Когда влюбленный вельможа вошел, гостья стояла у окна. Обернувшись и увидев его одного, она сбросила черный колпак со своей прелестной головки, затем расстегнула золотую пряжку на плече, и на пол полетела вся ее дразнящая тайной накидка.

– Я хочу жить, не зная предела! Как ты... Богдан, помоги мне в этом!

Изумительно правильное лицо гостьи было поразительно красиво. Ее вьющиеся волосы, схваченные лишь тонким жемчужным венцом, золотыми волнами ниспадали на плечи, но глаза были черны, как самый черный агат, кожа – бела и румяна, как у красавиц севера, а брови и губы - темны, как у смуглых уроженок востока. Ее красота - как майские озера в России, когда зима и лето еще не успели смешаться: то знойная - то ледяная, то дурманящая цветением - то сковывающая до немоты. Гибель для новичка – наслаждение для опытного ныряльщика.

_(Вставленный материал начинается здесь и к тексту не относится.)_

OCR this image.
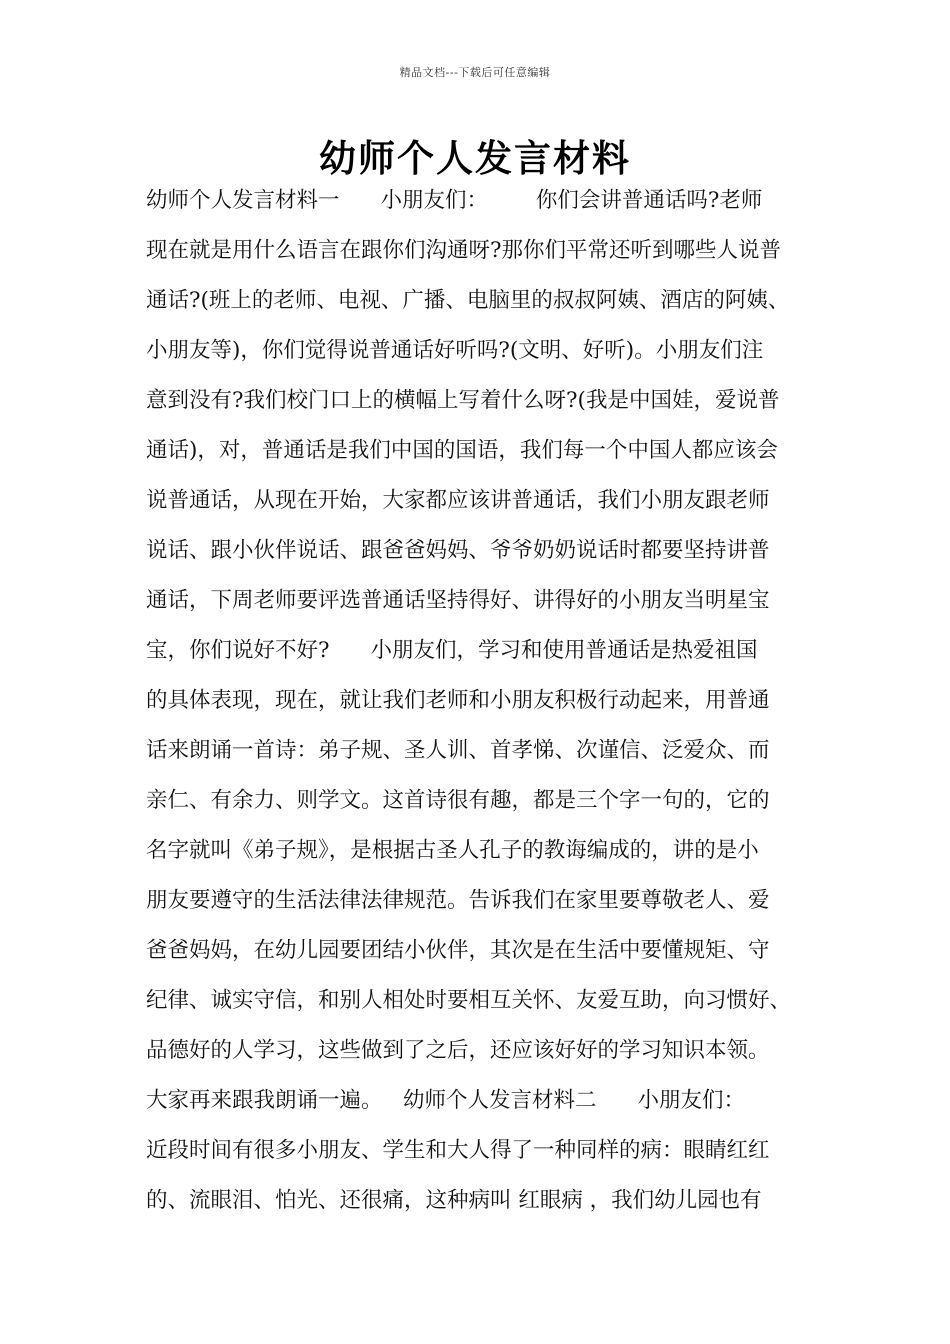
精品文档---下载后可任意编辑
幼师个人发言材料
幼师个人发言材料一      小朋友们：       你们会讲普通话吗?老师
现在就是用什么语言在跟你们沟通呀?那你们平常还听到哪些人说普
通话?(班上的老师、电视、广播、电脑里的叔叔阿姨、酒店的阿姨、
小朋友等)，你们觉得说普通话好听吗?(文明、好听)。小朋友们注
意到没有?我们校门口上的横幅上写着什么呀?(我是中国娃，爱说普
通话)，对，普通话是我们中国的国语，我们每一个中国人都应该会
说普通话，从现在开始，大家都应该讲普通话，我们小朋友跟老师
说话、跟小伙伴说话、跟爸爸妈妈、爷爷奶奶说话时都要坚持讲普
通话，下周老师要评选普通话坚持得好、讲得好的小朋友当明星宝
宝，你们说好不好?      小朋友们，学习和使用普通话是热爱祖国
的具体表现，现在，就让我们老师和小朋友积极行动起来，用普通
话来朗诵一首诗：弟子规、圣人训、首孝悌、次谨信、泛爱众、而
亲仁、有余力、则学文。这首诗很有趣，都是三个字一句的，它的
名字就叫《弟子规》，是根据古圣人孔子的教诲编成的，讲的是小
朋友要遵守的生活法律法律规范。告诉我们在家里要尊敬老人、爱
爸爸妈妈，在幼儿园要团结小伙伴，其次是在生活中要懂规矩、守
纪律、诚实守信，和别人相处时要相互关怀、友爱互助，向习惯好、
品德好的人学习，这些做到了之后，还应该好好的学习知识本领。
大家再来跟我朗诵一遍。   幼师个人发言材料二      小朋友们：
近段时间有很多小朋友、学生和大人得了一种同样的病：眼睛红红
的、流眼泪、怕光、还很痛，这种病叫 红眼病 ，我们幼儿园也有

Девушка была молода, не старше семнадцати, но свежесть юности и женская прелесть в ее облике казались подчиненными чему-то невидимому. Властность, гордость, самомнение? Что-то застявляло ее жестко складывать губы, вылепленные для поцелуев и щурить глаза, созданные для тех взглядов, что пронзают сердце. Похоже, сама она считала своим главным достоинством вовсе не красоту, а волю и ум. Ей нравилось не соблазнять, но повелевать.

– Немедленно, хоть силой, хоть обманом, должно постричь тетушку Ирину Федоровну! – Жестко заявила девушка. – Иначе, приведет принца!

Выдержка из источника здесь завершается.